In July, Samsung completed a 740,000-square-foot facility plant in Songdo Incheon. Samsung spokesperson Changsik Park said in an email that the $300 million facility has 6 5,000-liter stainless mammalian cell culture bioreactors. It has the capacity to produce up to 1,300 pounds (600 kilograms) of biopharmaceutical products a year. The second facility, in which Samsung is investing $700 million, will have 10 150-kiloliter bioreactors. It is expected to be complete in 2015 and online in 2016, Park said. 

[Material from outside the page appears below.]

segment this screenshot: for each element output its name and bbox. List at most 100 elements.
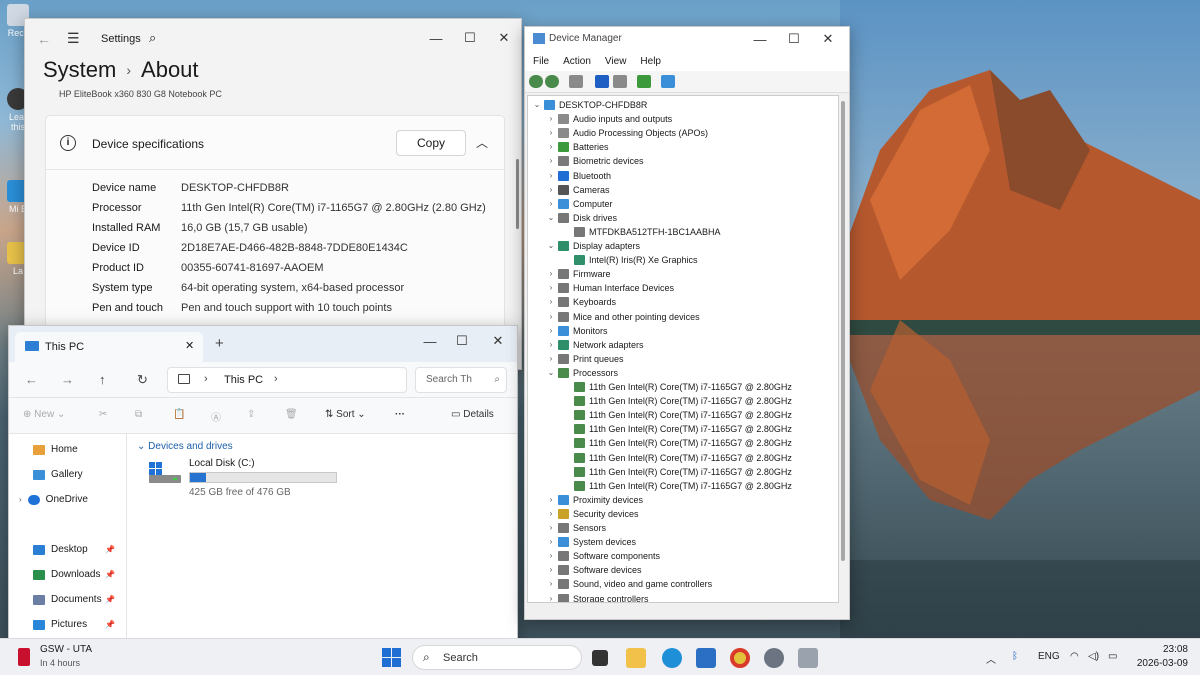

Although the high-tech manufacturer only stepped into the biologics business in 2011, a Samsung exec boasted last year that the company could make biosimilars at half the cost of what Western drugmakers would have to charge. "It is in Samsung's DNA to produce products at low prices while meeting legal and industry requirements," Tae-Han Kim, president and CEO of Samsung BioLogics, said. The company has put together a roster of big clients, including Bristol-Myers Squibb ($BMY), Merck ($MRK) and Biogen Idec ($BIIB).

But it has not all been easy going for Samsung. Media reports from Korea a year ago said that Samsung had run into problems with one of the biosimilars it was working on and would have to delay production. The product it was tripped up by reportedly was Roche's megablockbuster Rituxan.